Está confirmado a escolha de apenas duas sedes nas Eliminatórias?
Ninguém da CBF deu essa informação. Isso me criou problemas, trataram um boato como um comunicado oficial. Por enquanto, o Brasil pode escolher quantas sedes quiser. A única recomendação é que a escolhida esteja a 100 quilômetros ou a uma hora e meia de distância de um aeroporto.
Esses novos mercados que têm levado jogadores atrapalham a seleção, certo?
Não temos o que fazer. Como vou falar para um jogador não fechar um contrato? Pior do que o Everton Ribeiro ir para os Emirados Árabes são os meninos de 18 anos que deixam o país e vão para um lugar difícil, não jogam, ficam encostados. Nessa idade têm de jogar, se desenvolver. O Falcão foi para a Itália com 27 anos, o Zico foi com 26, já estavam prontos. Mas isso não existe mais. Eu gostaria que atletas como o Everton Ribeiro e o Ricardo Goulart fossem para mercados mais nobres, mas muitas vezes o lado comercial fala mais alto. O caso do Robinho, que é um atleta que poderia nos ajudar muito, é o mesmo problema, foi para a China.

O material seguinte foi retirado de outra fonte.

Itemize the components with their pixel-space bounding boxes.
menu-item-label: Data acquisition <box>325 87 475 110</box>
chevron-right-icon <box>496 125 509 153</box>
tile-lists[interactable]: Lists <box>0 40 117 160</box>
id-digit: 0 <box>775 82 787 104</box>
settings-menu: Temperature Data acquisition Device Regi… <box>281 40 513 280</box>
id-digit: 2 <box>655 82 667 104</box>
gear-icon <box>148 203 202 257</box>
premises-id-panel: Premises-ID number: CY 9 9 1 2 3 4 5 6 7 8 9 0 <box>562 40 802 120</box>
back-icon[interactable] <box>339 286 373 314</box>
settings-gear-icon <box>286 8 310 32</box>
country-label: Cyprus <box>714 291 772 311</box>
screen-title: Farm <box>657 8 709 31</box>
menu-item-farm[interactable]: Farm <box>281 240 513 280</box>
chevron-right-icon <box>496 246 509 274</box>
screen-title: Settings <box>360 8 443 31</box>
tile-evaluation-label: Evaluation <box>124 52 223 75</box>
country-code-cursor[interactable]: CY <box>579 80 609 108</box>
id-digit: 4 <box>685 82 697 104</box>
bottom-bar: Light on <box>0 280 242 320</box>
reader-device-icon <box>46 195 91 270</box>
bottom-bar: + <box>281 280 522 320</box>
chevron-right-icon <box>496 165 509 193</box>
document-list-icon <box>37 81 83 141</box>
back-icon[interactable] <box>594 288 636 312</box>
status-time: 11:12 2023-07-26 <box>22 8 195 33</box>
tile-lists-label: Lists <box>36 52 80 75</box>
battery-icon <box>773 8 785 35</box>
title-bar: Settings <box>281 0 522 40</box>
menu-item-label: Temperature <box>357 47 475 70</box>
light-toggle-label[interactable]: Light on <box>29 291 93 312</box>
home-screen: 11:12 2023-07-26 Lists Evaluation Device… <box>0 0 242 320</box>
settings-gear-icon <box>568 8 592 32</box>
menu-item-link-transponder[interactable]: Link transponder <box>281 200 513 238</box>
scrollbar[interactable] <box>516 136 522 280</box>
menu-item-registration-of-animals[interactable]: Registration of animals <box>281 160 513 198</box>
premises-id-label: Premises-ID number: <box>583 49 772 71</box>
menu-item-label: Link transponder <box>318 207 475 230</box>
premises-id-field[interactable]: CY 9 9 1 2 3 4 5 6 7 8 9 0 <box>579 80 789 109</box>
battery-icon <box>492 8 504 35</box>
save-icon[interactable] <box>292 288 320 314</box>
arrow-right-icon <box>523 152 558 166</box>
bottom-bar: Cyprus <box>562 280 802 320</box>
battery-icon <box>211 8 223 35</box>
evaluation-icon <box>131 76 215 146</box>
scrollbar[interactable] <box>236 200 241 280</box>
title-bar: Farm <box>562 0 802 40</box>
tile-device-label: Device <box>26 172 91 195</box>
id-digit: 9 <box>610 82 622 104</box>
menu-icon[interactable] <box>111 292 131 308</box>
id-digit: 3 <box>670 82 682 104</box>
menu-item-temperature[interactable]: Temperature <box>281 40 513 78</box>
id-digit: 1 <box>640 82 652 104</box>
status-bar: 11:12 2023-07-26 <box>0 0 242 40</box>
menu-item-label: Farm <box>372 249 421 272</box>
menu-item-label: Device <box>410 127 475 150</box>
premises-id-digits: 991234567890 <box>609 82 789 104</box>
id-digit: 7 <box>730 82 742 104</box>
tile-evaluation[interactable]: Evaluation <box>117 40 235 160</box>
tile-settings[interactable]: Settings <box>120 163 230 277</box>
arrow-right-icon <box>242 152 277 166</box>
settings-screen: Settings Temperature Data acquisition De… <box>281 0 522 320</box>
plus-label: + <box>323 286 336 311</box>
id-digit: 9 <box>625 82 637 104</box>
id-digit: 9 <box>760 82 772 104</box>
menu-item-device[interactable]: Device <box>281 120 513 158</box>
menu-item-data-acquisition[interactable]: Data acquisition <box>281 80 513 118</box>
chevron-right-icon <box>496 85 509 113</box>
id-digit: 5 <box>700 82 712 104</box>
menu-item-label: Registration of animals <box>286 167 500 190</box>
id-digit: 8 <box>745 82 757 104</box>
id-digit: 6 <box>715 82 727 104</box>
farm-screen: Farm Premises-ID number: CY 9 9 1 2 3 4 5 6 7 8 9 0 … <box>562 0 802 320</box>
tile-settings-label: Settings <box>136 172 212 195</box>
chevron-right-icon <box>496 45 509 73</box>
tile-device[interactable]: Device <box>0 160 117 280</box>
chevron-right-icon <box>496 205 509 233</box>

Kaká e Robinho têm chances de voltar a seleção?
Sim. Da geração dos “cascudos”, são os que sobraram. Não se pode desprezar a experiência e a categoria que têm, além da influência que exercem no time. Uma palavra do Kaká ou do Robinho numa hora de dificuldade tem um grande peso. Temos um buraco numa geração. Todos têm chance, ninguém está descartado, nem o Fred nem o Maicon… E ninguém está garantido.